Bir Zaman Yolculuğu
Bir Zaman Yolculuğu Gül kokusu… Birçoğumuz için bir çiçekten çok daha fazlasıdır. Gül, geçmişin en zarif hatırasıdır, bir dönemin belki de en naif simgesidir....
Bir Zaman Yolculuğu
Gül kokusu…
Birçoğumuz için bir çiçekten çok daha fazlasıdır. Gül, geçmişin en zarif hatırasıdır, bir dönemin belki de en naif simgesidir. Ve bir gül kolonyası… O şişeyi her açışımızda, içinden yayılan o tanıdık koku, adeta geçmişin kapılarını aralar. Çocukluğumuzda, bayram sabahları o kokunun her yere yayıldığı o özel anlar, ne kadar da canlıdır hâlâ aklımızda.

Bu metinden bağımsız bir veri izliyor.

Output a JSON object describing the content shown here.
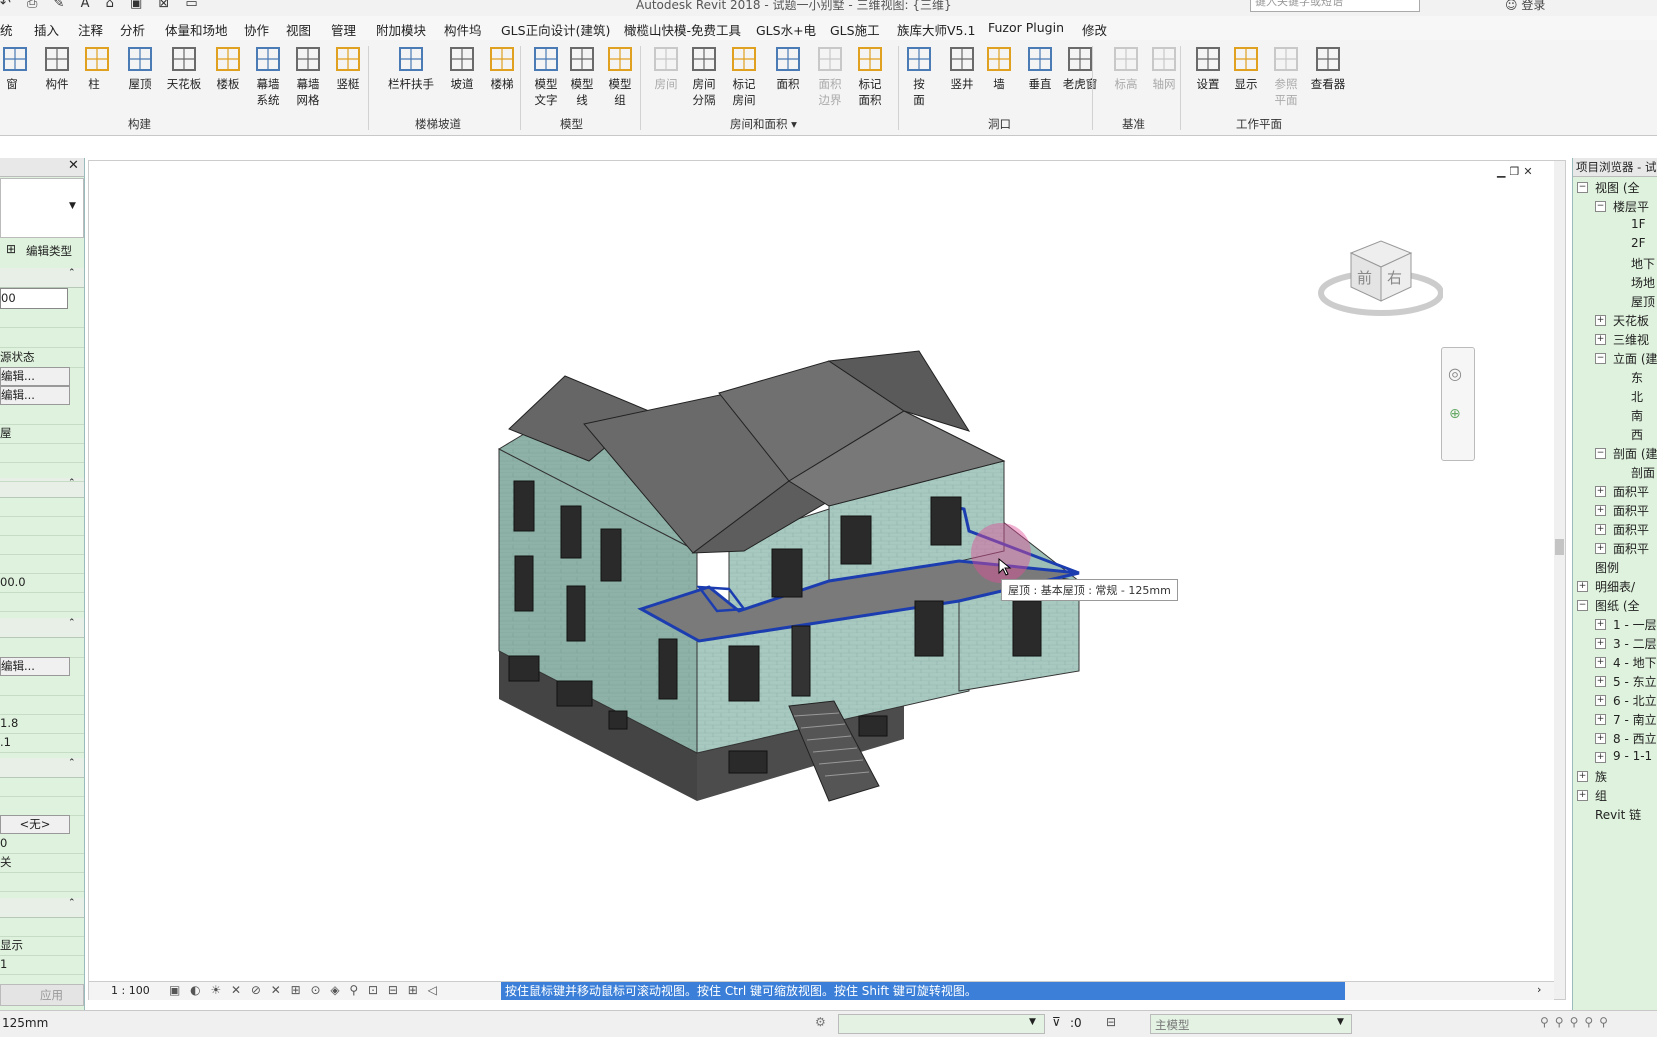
{
  "titlebar": {
    "title": "Autodesk Revit 2018 -   试题一小别墅 - 三维视图: {三维}",
    "search_placeholder": "键入关键字或短语",
    "login": "登录"
  },
  "menu": [
    "统",
    "插入",
    "注释",
    "分析",
    "体量和场地",
    "协作",
    "视图",
    "管理",
    "附加模块",
    "构件坞",
    "GLS正向设计(建筑)",
    "橄榄山快模-免费工具",
    "GLS水+电",
    "GLS施工",
    "族库大师V5.1",
    "Fuzor Plugin",
    "修改"
  ],
  "ribbon": {
    "buttons": [
      {
        "label": "窗",
        "icon": "window-icon"
      },
      {
        "label": "构件",
        "icon": "component-icon"
      },
      {
        "label": "柱",
        "icon": "column-icon"
      },
      {
        "label": "屋顶",
        "icon": "roof-icon"
      },
      {
        "label": "天花板",
        "icon": "ceiling-icon"
      },
      {
        "label": "楼板",
        "icon": "floor-icon"
      },
      {
        "label": "幕墙\n系统",
        "icon": "curtain-system-icon"
      },
      {
        "label": "幕墙\n网格",
        "icon": "curtain-grid-icon"
      },
      {
        "label": "竖梃",
        "icon": "mullion-icon"
      },
      {
        "label": "栏杆扶手",
        "icon": "railing-icon"
      },
      {
        "label": "坡道",
        "icon": "ramp-icon"
      },
      {
        "label": "楼梯",
        "icon": "stair-icon"
      },
      {
        "label": "模型\n文字",
        "icon": "model-text-icon"
      },
      {
        "label": "模型\n线",
        "icon": "model-line-icon"
      },
      {
        "label": "模型\n组",
        "icon": "model-group-icon"
      },
      {
        "label": "房间",
        "icon": "room-icon",
        "disabled": true
      },
      {
        "label": "房间\n分隔",
        "icon": "room-separator-icon"
      },
      {
        "label": "标记\n房间",
        "icon": "tag-room-icon"
      },
      {
        "label": "面积",
        "icon": "area-icon"
      },
      {
        "label": "面积\n边界",
        "icon": "area-boundary-icon",
        "disabled": true
      },
      {
        "label": "标记\n面积",
        "icon": "tag-area-icon"
      },
      {
        "label": "按\n面",
        "icon": "by-face-icon"
      },
      {
        "label": "竖井",
        "icon": "shaft-icon"
      },
      {
        "label": "墙",
        "icon": "wall-opening-icon"
      },
      {
        "label": "垂直",
        "icon": "vertical-opening-icon"
      },
      {
        "label": "老虎窗",
        "icon": "dormer-icon"
      },
      {
        "label": "标高",
        "icon": "level-icon",
        "disabled": true
      },
      {
        "label": "轴网",
        "icon": "grid-icon",
        "disabled": true
      },
      {
        "label": "设置",
        "icon": "set-workplane-icon"
      },
      {
        "label": "显示",
        "icon": "show-workplane-icon"
      },
      {
        "label": "参照\n平面",
        "icon": "ref-plane-icon",
        "disabled": true
      },
      {
        "label": "查看器",
        "icon": "viewer-icon"
      }
    ],
    "groups": [
      "构建",
      "楼梯坡道",
      "模型",
      "房间和面积 ▾",
      "洞口",
      "基准",
      "工作平面"
    ]
  },
  "properties": {
    "edit_type": "编辑类型",
    "rows": [
      "00",
      "",
      "",
      "源状态",
      "编辑...",
      "编辑...",
      "",
      "屋",
      "",
      "",
      "",
      "",
      "",
      "",
      "00.0",
      "",
      "",
      "编辑...",
      "",
      "",
      "1.8",
      ".1",
      "",
      "",
      "<无>",
      "0",
      "关",
      "",
      "",
      "显示",
      "1",
      ""
    ],
    "apply": "应用"
  },
  "viewport": {
    "tooltip": "屋顶 : 基本屋顶 : 常规 - 125mm",
    "viewcube_front": "前",
    "viewcube_right": "右",
    "scale": "1 : 100",
    "hint": "按住鼠标键并移动鼠标可滚动视图。按住 Ctrl 键可缩放视图。按住 Shift 键可旋转视图。"
  },
  "browser": {
    "title": "项目浏览器 - 试",
    "items": [
      {
        "label": "视图 (全",
        "level": 0,
        "toggle": "-"
      },
      {
        "label": "楼层平",
        "level": 1,
        "toggle": "-"
      },
      {
        "label": "1F",
        "level": 2
      },
      {
        "label": "2F",
        "level": 2
      },
      {
        "label": "地下",
        "level": 2
      },
      {
        "label": "场地",
        "level": 2
      },
      {
        "label": "屋顶",
        "level": 2
      },
      {
        "label": "天花板",
        "level": 1,
        "toggle": "+"
      },
      {
        "label": "三维视",
        "level": 1,
        "toggle": "+"
      },
      {
        "label": "立面 (建",
        "level": 1,
        "toggle": "-"
      },
      {
        "label": "东",
        "level": 2
      },
      {
        "label": "北",
        "level": 2
      },
      {
        "label": "南",
        "level": 2
      },
      {
        "label": "西",
        "level": 2
      },
      {
        "label": "剖面 (建",
        "level": 1,
        "toggle": "-"
      },
      {
        "label": "剖面",
        "level": 2
      },
      {
        "label": "面积平",
        "level": 1,
        "toggle": "+"
      },
      {
        "label": "面积平",
        "level": 1,
        "toggle": "+"
      },
      {
        "label": "面积平",
        "level": 1,
        "toggle": "+"
      },
      {
        "label": "面积平",
        "level": 1,
        "toggle": "+"
      },
      {
        "label": "图例",
        "level": 0
      },
      {
        "label": "明细表/",
        "level": 0,
        "toggle": "+"
      },
      {
        "label": "图纸 (全",
        "level": 0,
        "toggle": "-"
      },
      {
        "label": "1 - 一层",
        "level": 1,
        "toggle": "+"
      },
      {
        "label": "3 - 二层",
        "level": 1,
        "toggle": "+"
      },
      {
        "label": "4 - 地下",
        "level": 1,
        "toggle": "+"
      },
      {
        "label": "5 - 东立",
        "level": 1,
        "toggle": "+"
      },
      {
        "label": "6 - 北立",
        "level": 1,
        "toggle": "+"
      },
      {
        "label": "7 - 南立",
        "level": 1,
        "toggle": "+"
      },
      {
        "label": "8 - 西立",
        "level": 1,
        "toggle": "+"
      },
      {
        "label": "9 - 1-1",
        "level": 1,
        "toggle": "+"
      },
      {
        "label": "族",
        "level": 0,
        "toggle": "+"
      },
      {
        "label": "组",
        "level": 0,
        "toggle": "+"
      },
      {
        "label": "Revit 链",
        "level": 0
      }
    ]
  },
  "status": {
    "left": "125mm",
    "zero": ":0",
    "model": "主模型"
  }
}
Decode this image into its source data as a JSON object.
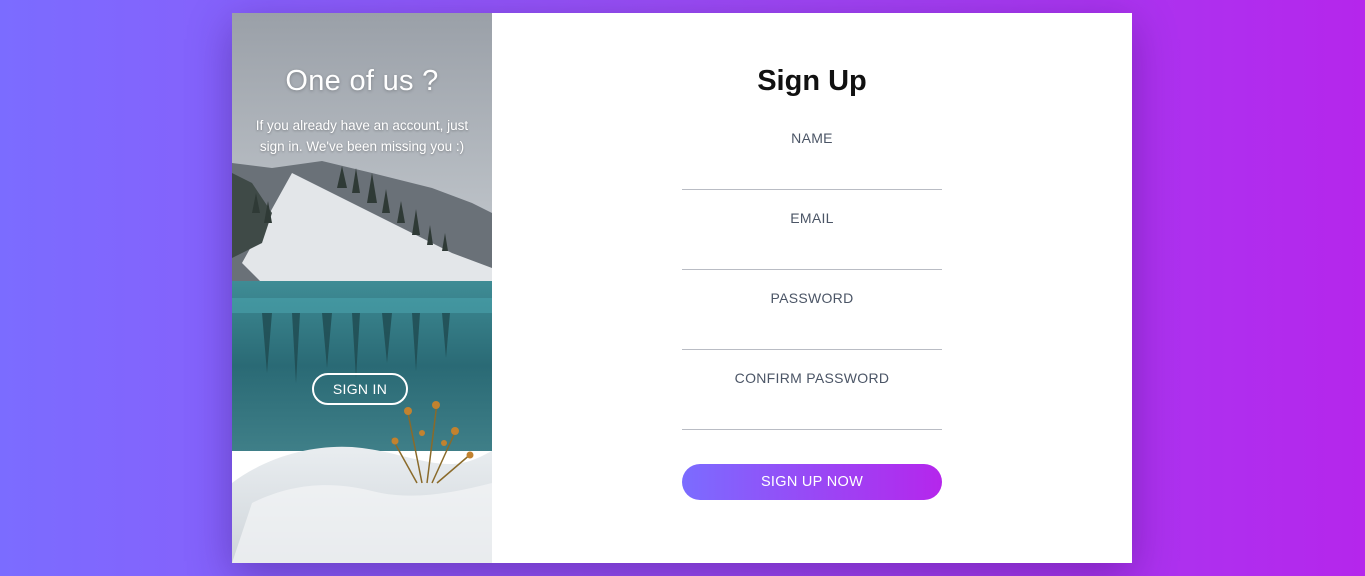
{
  "side": {
    "title": "One of us ?",
    "text": "If you already have an account, just sign in. We've been missing you :)",
    "signin_label": "SIGN IN"
  },
  "form": {
    "title": "Sign Up",
    "fields": [
      {
        "label": "NAME",
        "value": ""
      },
      {
        "label": "EMAIL",
        "value": ""
      },
      {
        "label": "PASSWORD",
        "value": ""
      },
      {
        "label": "CONFIRM PASSWORD",
        "value": ""
      }
    ],
    "submit_label": "SIGN UP NOW"
  },
  "colors": {
    "gradient_start": "#7b6cff",
    "gradient_end": "#b526ec",
    "card_background": "#ffffff",
    "label_text": "#4b5566"
  },
  "image": "mountain-lake-winter-photo"
}
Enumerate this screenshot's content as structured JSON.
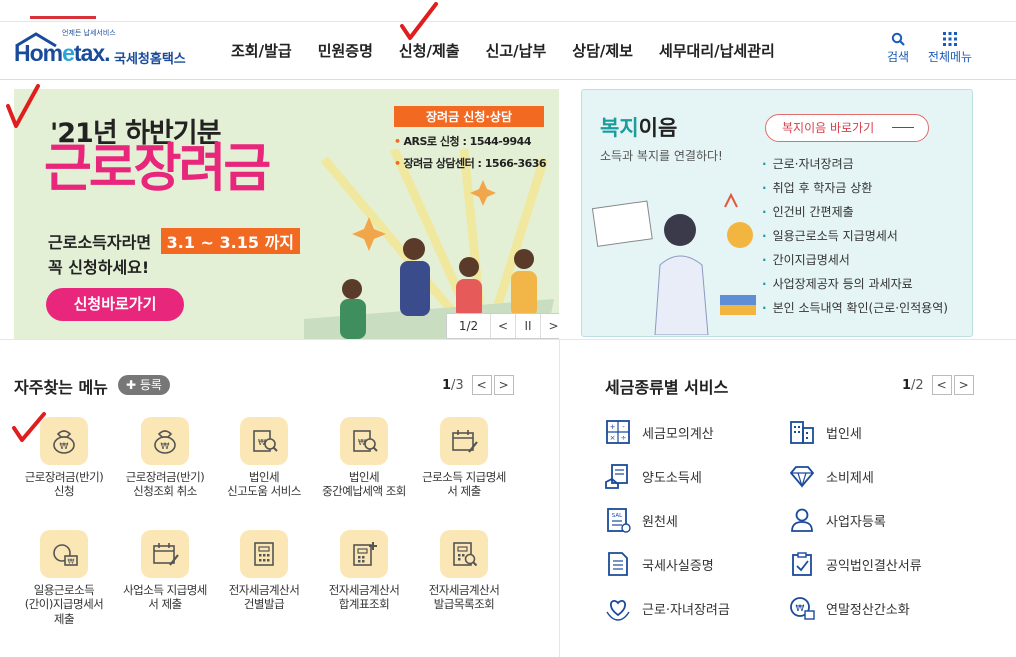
{
  "header": {
    "logo_tagline": "언제든 납세서비스",
    "logo_text": "Hometax",
    "logo_korean": "국세청홈택스",
    "nav": [
      "조회/발급",
      "민원증명",
      "신청/제출",
      "신고/납부",
      "상담/제보",
      "세무대리/납세관리"
    ],
    "search_label": "검색",
    "allmenu_label": "전체메뉴"
  },
  "banner": {
    "year_line": "'21년 하반기분",
    "main_title": "근로장려금",
    "sub1": "근로소득자라면",
    "date_range": "3.1 ~ 3.15 까지",
    "sub2": "꼭 신청하세요!",
    "button_label": "신청바로가기",
    "box_title": "장려금 신청·상담",
    "box_line1": "ARS로 신청 : 1544-9944",
    "box_line2": "장려금 상담센터 : 1566-3636",
    "page_indicator": "1/2",
    "prev_label": "<",
    "pause_label": "II",
    "next_label": ">"
  },
  "welfare": {
    "title_accent": "복지",
    "title_rest": "이음",
    "subtitle": "소득과 복지를 연결하다!",
    "button_label": "복지이음 바로가기",
    "items": [
      "근로·자녀장려금",
      "취업 후 학자금 상환",
      "인건비 간편제출",
      "일용근로소득 지급명세서",
      "간이지급명세서",
      "사업장제공자 등의 과세자료",
      "본인 소득내역 확인(근로·인적용역)"
    ]
  },
  "frequent": {
    "title": "자주찾는 메뉴",
    "register_label": "등록",
    "page_current": "1",
    "page_total": "/3",
    "items": [
      {
        "line1": "근로장려금(반기)",
        "line2": "신청",
        "icon": "money-bag-icon"
      },
      {
        "line1": "근로장려금(반기)",
        "line2": "신청조회 취소",
        "icon": "money-bag-icon"
      },
      {
        "line1": "법인세",
        "line2": "신고도움 서비스",
        "icon": "document-search-icon"
      },
      {
        "line1": "법인세",
        "line2": "중간예납세액 조회",
        "icon": "document-search-icon"
      },
      {
        "line1": "근로소득 지급명세",
        "line2": "서 제출",
        "icon": "calendar-edit-icon"
      },
      {
        "line1": "일용근로소득",
        "line2": "(간이)지급명세서",
        "line3": "제출",
        "icon": "coin-money-icon"
      },
      {
        "line1": "사업소득 지급명세",
        "line2": "서 제출",
        "icon": "calendar-edit-icon"
      },
      {
        "line1": "전자세금계산서",
        "line2": "건별발급",
        "icon": "calculator-doc-icon"
      },
      {
        "line1": "전자세금계산서",
        "line2": "합계표조회",
        "icon": "calculator-plus-icon"
      },
      {
        "line1": "전자세금계산서",
        "line2": "발급목록조회",
        "icon": "calculator-search-icon"
      }
    ]
  },
  "tax_services": {
    "title": "세금종류별 서비스",
    "page_current": "1",
    "page_total": "/2",
    "items": [
      {
        "label": "세금모의계산",
        "icon": "calculator-icon"
      },
      {
        "label": "법인세",
        "icon": "building-icon"
      },
      {
        "label": "양도소득세",
        "icon": "document-hand-icon"
      },
      {
        "label": "소비제세",
        "icon": "diamond-icon"
      },
      {
        "label": "원천세",
        "icon": "salary-doc-icon"
      },
      {
        "label": "사업자등록",
        "icon": "person-icon"
      },
      {
        "label": "국세사실증명",
        "icon": "certificate-icon"
      },
      {
        "label": "공익법인결산서류",
        "icon": "clipboard-check-icon"
      },
      {
        "label": "근로·자녀장려금",
        "icon": "heart-hands-icon"
      },
      {
        "label": "연말정산간소화",
        "icon": "won-person-icon"
      }
    ]
  },
  "colors": {
    "brand_blue": "#1a4b9b",
    "banner_pink": "#e8267c",
    "banner_orange": "#f26a21",
    "welfare_teal": "#1a9d9d",
    "icon_bg": "#fbe7b5"
  }
}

O zamanlar, bayramlar sabahı gül kolonyası, evin her köşesine sinerdi. Annenin ya da babaannenin ellerinde, o parfüm şişesini gördüğümüzde içimizi bir mutluluk kaplardı. Sadece parfüm değil, bir başka şey vardı… O koku, taze sabahın, bayramın ve çocukluğumuzun kokusuydu. O günlerde, her bayramda evin içi bir gül bahçesine dönüşür, misafirler gelmeden önce odalar, gül kolonyasıyla temizlenirdi. Ve biz çocuklar, kokusunu ciğerlerimize çekerek, bayramın neşesiyle mutlu olurduk.
Ve ya o yaz akşamları… Havanın sıcak ama bir o kadar da serinletici olduğu o günlerde, dışarıda oynarken kokusunu aldığımızda, birden bayram sabahı gibi hissetmeye başlardık. Gül kokusu, zamanın o geçici ama değerli anlarını hatırlatırdı. Çünkü o koku, sadece bir koku değil, aynı zamanda bir duyguydu. Bir masumiyetin, bir sevinç anının, bir hasretin kokusuydu.
Gülün gücü, sadece kokusunda değil, aynı zamanda anlamında da yatar. Bir çiçekten çok daha derindir o. Her petalinde bir anı, her kokusunda bir duygu gizlidir. Bayram sabahları gibi, hayat da bazen aynı şekilde temiz ve saf kokar. Zaman geçse de, bir gül kolonyasının kapağını araladığınızda o anı, o günü, hatta çocukluğunuzun en güzel günlerini hatırlarsınız. Çünkü gül kokusu, sadece bir koku değil; zamanın, geçmişin, huzurun ve mutluluğun kokusudur.
Çocukken, bayram sabahları kapıdan girmeden önce misafirlerimizin bizi ilk olarak gül kolonyası ile karşılaması, adeta bayramın başladığını duyurduğumuz bir işaretti. O anda, bir anda dünya sadece o bayram sabahına, o kokulara, o neşeye odaklanırdı. Gül, bizi geçmişten alıp, geleceğe doğru hafifçe savuran bir köprü gibiydi. Bayram sabahlarının her bir detayı, her bir kokusu, zamanla kaybolsa da, gül kokusu hafızalarımızda taze kalır.
Ve biz şimdi, bu kokuyu bir kez daha alırken, o eski bayram sabahlarını, çocukluğumuzu, ailenin sıcaklığını, bayramın o huzur veren dokusunu hatırlıyoruz. Gül kolonyası, her zaman geçmişin hüzünlü, aynı zamanda umut dolu hatıralarını taşır. Bir şişe gül kolonyası, aslında sadece bir parfüm değil, bir zaman yolculuğudur. Her damlasında, bir bayram sabahı, bir gül bahçesi, bir anı saklıdır.
Ve belki de en güzel tarafı şu: Gül kokusu, zamanın ne kadar hızlı geçtiğini hatırlatırken, bir o kadar da bizi geçmişin huzuruna ve masumiyetine götürür. Bayramlarda, çocukken hissettiğimiz o tarifsiz mutluluğu, gül kolonyasının kokusunda buluruz.